Dataset springfield.data is required to complete this assignment. It can be downloaded from the Assessments > Group Assignment (30%) section on Learnline.

Tasks

To complete this assignment, solve all problems below in your group. You should carefully consider the information given in the preceding case study and exclusively use the supplied dataset for analyses.

Problem A (10%): Data understanding and sampling

1. Describe the population, the sample and the levels of measurement in the given dataset.

2. Discuss the sampling technique used by Springfield officials and its implication(s) on the quality of collected data.

Problem B (20%): Descriptive statistics

3. Compute descriptive statistics for all eligible variables in the dataset. For quantitative variables, you must at least include the following statistical measures: mean, standard deviation, kurtosis, skewness, range, and five-number summary. Use appropriate statistics for categorical variables.

4. Using the computed statistics and appropriate charts, comment on the value distribution in each quantitative variable.
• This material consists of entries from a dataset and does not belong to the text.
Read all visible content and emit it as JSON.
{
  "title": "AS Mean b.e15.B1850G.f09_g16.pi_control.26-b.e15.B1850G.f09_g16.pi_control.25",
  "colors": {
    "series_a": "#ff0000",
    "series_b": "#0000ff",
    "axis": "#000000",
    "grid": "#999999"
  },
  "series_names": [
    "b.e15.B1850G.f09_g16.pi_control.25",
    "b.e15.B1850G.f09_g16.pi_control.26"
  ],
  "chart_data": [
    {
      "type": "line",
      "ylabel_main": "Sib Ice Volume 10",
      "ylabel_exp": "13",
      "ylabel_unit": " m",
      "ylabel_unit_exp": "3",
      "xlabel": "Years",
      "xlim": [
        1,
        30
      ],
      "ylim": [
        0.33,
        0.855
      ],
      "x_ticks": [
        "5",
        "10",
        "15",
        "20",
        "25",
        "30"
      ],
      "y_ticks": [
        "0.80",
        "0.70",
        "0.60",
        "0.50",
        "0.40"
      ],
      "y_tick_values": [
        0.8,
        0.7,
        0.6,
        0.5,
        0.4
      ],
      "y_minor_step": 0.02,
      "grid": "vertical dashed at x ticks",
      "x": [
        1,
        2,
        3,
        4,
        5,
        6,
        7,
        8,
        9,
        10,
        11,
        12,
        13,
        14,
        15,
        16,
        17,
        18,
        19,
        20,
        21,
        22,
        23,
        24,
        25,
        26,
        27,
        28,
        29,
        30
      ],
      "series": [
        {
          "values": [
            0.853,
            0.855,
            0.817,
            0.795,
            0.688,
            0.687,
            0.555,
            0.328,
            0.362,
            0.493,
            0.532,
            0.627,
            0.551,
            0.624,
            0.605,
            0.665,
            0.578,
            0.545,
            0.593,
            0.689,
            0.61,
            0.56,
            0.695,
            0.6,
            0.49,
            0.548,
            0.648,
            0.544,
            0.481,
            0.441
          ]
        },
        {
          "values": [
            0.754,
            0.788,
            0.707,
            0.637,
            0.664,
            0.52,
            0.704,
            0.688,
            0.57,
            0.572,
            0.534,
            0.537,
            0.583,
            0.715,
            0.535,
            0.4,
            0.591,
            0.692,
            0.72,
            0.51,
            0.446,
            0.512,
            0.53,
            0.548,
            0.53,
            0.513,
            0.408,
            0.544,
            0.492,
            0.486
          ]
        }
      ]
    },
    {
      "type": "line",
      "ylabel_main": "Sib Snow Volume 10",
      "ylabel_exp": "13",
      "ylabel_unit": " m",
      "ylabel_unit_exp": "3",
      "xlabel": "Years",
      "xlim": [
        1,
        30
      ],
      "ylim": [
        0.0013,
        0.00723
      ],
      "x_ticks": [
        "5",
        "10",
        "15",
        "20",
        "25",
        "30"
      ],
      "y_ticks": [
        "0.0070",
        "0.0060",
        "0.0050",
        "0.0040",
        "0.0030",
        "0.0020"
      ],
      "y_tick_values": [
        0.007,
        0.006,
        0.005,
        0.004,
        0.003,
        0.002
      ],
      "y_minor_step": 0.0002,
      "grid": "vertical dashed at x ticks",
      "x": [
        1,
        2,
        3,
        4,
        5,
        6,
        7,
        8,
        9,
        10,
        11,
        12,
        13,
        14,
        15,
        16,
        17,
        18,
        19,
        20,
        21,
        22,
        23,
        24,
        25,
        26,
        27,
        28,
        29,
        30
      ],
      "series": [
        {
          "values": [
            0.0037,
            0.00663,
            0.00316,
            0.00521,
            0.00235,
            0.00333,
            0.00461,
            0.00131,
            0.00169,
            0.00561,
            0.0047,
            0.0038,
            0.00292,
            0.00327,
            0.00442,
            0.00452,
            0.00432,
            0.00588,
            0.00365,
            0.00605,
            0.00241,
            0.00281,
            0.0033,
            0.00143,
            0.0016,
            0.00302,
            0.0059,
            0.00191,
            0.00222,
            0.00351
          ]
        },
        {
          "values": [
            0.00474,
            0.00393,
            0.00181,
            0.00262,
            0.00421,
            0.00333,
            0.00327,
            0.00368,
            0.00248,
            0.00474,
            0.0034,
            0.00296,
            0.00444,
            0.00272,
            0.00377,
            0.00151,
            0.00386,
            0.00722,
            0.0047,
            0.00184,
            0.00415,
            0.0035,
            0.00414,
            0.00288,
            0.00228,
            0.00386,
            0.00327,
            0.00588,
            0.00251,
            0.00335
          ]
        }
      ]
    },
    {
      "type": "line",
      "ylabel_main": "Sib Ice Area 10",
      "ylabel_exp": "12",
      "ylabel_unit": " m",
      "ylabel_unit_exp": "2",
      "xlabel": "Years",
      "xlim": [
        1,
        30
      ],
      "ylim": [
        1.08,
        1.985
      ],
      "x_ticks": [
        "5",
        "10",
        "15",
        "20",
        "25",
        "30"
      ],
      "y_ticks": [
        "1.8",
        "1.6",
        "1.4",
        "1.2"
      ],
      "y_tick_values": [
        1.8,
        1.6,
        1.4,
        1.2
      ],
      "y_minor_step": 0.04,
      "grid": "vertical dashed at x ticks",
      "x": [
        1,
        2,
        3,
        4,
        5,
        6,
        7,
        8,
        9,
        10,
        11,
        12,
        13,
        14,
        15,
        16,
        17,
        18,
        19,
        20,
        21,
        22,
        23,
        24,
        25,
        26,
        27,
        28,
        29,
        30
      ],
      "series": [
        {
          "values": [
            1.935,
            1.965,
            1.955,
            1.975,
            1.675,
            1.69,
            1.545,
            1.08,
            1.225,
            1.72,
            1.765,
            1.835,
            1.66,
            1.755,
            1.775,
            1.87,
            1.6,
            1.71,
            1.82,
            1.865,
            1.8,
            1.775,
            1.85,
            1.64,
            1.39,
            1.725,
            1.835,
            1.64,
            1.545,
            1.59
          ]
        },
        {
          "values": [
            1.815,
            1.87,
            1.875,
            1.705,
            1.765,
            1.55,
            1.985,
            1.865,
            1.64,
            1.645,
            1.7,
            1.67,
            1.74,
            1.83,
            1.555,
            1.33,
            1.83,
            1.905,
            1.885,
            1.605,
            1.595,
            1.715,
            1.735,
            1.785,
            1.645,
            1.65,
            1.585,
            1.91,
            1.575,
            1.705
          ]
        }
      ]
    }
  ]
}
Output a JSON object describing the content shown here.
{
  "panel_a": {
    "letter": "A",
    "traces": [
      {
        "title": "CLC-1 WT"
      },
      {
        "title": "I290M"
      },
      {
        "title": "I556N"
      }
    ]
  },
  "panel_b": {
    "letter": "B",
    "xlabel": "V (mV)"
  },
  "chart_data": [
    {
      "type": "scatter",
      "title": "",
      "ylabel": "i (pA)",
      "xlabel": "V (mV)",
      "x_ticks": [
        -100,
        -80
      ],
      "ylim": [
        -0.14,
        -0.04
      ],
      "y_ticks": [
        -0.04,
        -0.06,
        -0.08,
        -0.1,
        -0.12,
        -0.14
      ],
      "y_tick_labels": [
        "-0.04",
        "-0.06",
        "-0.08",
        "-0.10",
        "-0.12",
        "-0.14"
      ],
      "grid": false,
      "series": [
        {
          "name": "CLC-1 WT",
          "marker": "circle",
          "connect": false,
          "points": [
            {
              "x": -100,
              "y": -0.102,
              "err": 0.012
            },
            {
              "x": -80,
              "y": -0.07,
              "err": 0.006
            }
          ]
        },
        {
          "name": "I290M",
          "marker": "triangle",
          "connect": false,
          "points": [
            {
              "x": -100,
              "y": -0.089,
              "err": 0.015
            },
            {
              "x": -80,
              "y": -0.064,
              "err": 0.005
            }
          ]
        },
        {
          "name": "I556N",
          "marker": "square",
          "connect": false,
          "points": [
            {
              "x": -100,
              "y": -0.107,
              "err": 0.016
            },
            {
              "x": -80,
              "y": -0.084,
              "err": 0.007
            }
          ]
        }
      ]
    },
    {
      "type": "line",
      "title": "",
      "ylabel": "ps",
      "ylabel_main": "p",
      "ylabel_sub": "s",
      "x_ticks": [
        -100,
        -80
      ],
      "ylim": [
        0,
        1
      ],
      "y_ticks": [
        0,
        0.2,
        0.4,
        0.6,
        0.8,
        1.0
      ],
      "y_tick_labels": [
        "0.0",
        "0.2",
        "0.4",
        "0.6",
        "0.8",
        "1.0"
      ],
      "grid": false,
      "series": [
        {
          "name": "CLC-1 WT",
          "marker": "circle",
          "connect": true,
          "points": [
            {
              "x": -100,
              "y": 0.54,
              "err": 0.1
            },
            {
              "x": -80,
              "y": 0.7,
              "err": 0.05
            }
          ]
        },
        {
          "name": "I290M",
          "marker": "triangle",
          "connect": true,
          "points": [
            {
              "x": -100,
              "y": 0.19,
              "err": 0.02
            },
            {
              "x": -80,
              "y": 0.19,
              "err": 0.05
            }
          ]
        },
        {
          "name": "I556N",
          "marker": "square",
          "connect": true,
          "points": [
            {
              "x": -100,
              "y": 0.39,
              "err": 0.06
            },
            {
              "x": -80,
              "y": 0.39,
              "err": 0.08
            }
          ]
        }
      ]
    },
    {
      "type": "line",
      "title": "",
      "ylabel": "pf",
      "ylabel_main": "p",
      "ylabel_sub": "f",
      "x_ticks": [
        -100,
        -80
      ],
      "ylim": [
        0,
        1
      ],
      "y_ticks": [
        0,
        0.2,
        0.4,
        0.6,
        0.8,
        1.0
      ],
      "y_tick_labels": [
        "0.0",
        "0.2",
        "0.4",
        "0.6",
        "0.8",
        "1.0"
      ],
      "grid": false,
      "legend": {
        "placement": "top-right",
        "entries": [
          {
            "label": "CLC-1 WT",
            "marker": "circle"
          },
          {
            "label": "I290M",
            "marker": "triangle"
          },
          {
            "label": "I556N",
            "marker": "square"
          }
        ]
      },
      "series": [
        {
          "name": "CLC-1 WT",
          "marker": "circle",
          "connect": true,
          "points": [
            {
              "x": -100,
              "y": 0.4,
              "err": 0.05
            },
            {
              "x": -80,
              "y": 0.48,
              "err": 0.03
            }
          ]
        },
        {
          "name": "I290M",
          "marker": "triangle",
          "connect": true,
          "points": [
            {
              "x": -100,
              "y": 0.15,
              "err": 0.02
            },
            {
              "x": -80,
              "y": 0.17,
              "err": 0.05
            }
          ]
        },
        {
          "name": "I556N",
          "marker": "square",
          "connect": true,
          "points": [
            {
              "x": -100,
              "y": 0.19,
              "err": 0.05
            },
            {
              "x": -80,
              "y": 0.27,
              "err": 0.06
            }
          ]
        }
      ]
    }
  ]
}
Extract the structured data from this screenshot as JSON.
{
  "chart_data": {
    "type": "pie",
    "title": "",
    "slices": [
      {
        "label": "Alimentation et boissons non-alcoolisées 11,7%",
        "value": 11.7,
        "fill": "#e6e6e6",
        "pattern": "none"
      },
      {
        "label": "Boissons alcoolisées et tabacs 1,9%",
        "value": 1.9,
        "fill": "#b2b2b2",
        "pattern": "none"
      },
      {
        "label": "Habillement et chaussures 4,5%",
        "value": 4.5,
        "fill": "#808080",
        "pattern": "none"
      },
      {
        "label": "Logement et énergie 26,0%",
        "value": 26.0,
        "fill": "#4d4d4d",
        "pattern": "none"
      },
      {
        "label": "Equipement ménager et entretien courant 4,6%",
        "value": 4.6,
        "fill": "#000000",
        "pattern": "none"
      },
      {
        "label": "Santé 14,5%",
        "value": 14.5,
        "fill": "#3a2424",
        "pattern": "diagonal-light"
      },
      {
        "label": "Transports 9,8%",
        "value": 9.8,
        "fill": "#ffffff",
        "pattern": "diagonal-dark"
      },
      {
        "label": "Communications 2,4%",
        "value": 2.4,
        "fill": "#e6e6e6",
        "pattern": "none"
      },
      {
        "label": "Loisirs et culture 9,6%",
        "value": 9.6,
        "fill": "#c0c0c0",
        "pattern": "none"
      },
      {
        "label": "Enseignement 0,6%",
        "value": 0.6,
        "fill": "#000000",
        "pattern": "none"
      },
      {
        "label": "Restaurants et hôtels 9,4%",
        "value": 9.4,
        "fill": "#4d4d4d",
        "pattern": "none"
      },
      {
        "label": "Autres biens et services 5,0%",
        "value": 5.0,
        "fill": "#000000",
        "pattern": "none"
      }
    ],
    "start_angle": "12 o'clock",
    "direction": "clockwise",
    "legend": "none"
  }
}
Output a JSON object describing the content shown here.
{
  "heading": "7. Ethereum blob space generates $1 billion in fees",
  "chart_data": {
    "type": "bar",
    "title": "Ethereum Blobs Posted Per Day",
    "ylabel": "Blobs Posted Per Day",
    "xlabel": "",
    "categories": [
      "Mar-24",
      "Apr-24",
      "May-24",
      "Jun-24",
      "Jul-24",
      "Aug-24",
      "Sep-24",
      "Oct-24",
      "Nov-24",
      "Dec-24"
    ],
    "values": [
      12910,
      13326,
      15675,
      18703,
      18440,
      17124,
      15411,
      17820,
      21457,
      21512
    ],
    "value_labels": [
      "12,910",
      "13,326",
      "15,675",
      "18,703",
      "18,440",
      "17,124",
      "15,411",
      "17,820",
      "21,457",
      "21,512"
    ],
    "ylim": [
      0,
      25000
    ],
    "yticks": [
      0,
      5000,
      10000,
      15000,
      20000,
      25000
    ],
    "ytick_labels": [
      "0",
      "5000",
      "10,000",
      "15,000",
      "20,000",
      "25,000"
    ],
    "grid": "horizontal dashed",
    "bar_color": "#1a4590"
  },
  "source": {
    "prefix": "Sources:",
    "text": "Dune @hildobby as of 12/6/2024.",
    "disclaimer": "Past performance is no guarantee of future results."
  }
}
Problem C (30 %): Inferential statistics

Note: in solving questions 5 – 7, you must provide a justification for the chosen statistical method. By referring to Data Science Roadmap process model, show the step-by-step process of your statistical analyses in the submitted Excel workbook.

5. The national environmental agency determines that fish samples with more than 1.0 ppm are to be considered “Unsafe” because they exceed the safety limit for human consumption.

Springfield’s local environmental agency authority, however, considers samples with more than 0.4 ppm are at sufficient level of risk that they warrant further actions (e.g. issuing health advisory, banning fishing activities at selected reservoir, etc.). Based on the given dataset, what are the risk levels of reservoirs in Springfield? Should the local authority take any action?

6. There are concerns among industrialists who are benefiting from dams and dam constructions that there will be claims that high mercury levels in fish are related to the presence of dams in the reservoir’s drainage. Determine if the data support or refute this claim.

7. A colleague of yours wonders if the flushing rate of a reservoir could have anything to do with its sampled mercury level. Please answer her curiosity.

Problem D (10 %): Outlier analysis

8. By using outlier analysis, find if there is any reservoir with outlying mercury level.

9. With the outlier(s) removed, repeat the statistical analyses performed for Problem C Question 6. Report whether it results in a different public policy making. Finally, discuss common approaches in dealing with outliers.

Problem E (30 %): Data visualisation and storytelling

10. You are called to brief the members of Springfield legislature with results of your statistical analyses above. Your audience are not only concerned about the impact of mercury on community health and local tourism industries, but also need to know if certain public policies need to be immediately actioned. Note that most of your audience have no background in statistics.

Complete this task by:

· Producing a single Power BI dashboard containing relevant data visualisations. This dashboard must be uploaded to Power BI service and shared with your instructor and the teaching support team.

· Record a 5-minute PowerPoint presentation, utilising selected data visualisations found in your Power BI dashboard.

· In your report, explain in detail how you applied at least one principle of effective data visualisation and storytelling when planning the Power BI dashboard and in delivering the presentation.